Your heart has to bleed for the plight of investment banker Ivor Dunbar who has suffered a paper loss of about £300,000 on his purchase of a share of the river Lochy (your report, 15 July). Doesn’t he know that investments can go up and down?
It is all too easy (and fashionable) to blame salmon farming for his loss, but the evidence is particularly thin on the ground. Jon Gibb, of the Lochy Fisheries Trust, suggests that climate change may be responsible for declining catches, but a quick look at the catch figures in recent years indicates that Mr Dunbar has nothing to complain about. Official catch data (supplied by the Salmon Atlas and the Scottish Government) indicates that the ten-year average of salmon caught form the Lochy is 595 fish.

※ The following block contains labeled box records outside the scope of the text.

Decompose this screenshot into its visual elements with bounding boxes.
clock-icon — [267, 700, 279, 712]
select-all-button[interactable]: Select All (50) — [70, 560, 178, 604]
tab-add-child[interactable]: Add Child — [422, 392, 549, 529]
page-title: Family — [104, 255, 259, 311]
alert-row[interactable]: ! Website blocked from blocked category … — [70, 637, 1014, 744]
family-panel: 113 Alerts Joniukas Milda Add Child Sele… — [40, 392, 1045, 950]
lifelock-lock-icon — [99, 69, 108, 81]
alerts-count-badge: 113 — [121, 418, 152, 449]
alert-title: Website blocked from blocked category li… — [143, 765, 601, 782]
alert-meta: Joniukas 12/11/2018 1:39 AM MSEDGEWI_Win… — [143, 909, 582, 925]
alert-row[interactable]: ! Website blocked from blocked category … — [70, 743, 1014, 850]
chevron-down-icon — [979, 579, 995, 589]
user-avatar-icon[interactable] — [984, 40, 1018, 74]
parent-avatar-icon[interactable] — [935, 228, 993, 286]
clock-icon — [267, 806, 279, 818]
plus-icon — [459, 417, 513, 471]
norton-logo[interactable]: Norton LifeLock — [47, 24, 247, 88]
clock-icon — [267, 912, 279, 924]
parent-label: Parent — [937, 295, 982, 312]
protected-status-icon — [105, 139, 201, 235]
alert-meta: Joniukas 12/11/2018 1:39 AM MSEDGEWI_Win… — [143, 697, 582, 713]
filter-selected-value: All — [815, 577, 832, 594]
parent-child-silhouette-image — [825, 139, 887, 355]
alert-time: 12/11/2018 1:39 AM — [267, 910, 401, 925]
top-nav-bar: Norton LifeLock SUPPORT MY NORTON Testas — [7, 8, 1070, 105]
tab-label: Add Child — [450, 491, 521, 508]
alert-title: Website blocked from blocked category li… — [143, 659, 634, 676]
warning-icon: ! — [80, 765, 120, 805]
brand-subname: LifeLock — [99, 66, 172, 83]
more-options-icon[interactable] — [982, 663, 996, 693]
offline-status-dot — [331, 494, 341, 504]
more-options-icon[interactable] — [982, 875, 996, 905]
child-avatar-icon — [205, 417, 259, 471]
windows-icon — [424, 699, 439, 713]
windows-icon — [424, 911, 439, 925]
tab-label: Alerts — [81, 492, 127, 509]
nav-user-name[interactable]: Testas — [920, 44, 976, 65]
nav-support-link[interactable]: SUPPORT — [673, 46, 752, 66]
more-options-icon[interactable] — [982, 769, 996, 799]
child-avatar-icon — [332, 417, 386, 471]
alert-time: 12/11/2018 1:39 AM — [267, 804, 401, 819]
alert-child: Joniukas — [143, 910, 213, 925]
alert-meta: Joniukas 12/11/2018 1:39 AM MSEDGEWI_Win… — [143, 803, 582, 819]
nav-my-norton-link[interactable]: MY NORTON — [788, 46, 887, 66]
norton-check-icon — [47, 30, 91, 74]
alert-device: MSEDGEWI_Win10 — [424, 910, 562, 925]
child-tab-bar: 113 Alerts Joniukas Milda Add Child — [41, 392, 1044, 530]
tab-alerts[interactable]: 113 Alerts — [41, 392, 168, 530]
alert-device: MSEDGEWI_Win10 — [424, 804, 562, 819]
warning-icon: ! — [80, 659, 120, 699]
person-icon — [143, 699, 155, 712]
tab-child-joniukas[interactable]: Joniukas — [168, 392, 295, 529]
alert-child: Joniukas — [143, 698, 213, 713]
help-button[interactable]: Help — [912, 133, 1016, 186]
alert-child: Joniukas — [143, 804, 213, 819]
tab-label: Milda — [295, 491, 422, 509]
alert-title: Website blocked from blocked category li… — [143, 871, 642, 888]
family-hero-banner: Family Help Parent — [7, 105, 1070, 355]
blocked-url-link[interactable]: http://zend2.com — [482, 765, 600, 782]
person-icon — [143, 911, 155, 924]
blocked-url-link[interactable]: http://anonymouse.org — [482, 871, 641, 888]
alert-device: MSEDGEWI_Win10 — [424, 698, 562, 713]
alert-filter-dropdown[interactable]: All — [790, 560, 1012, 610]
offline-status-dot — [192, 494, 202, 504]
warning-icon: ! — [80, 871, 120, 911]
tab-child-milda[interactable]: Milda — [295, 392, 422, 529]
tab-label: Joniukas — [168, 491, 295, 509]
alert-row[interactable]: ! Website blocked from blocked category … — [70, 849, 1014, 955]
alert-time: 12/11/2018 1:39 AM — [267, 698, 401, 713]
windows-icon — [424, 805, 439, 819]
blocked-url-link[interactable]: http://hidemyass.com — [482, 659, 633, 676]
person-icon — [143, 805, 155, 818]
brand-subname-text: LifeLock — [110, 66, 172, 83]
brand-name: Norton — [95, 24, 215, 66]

In 2000, the catch was just 211 fish and then the catch in subsequent years was 578, 280, 440, 273, 1,390, 462, 1,446, 498, 369, 343, 646 and 612 in 2012. The catches show the natural fluctuations of a wild salmon population and the catches in 2005 and 2007 were exceptional, despite the presence of salmon farms. )
This is just another excuse for the angling fraternity to “have a go” at salmon farming and clearly the catch record shows that it has little to complain about. Perhaps, Mr Dunbar got carried away and simply paid too much for his investment.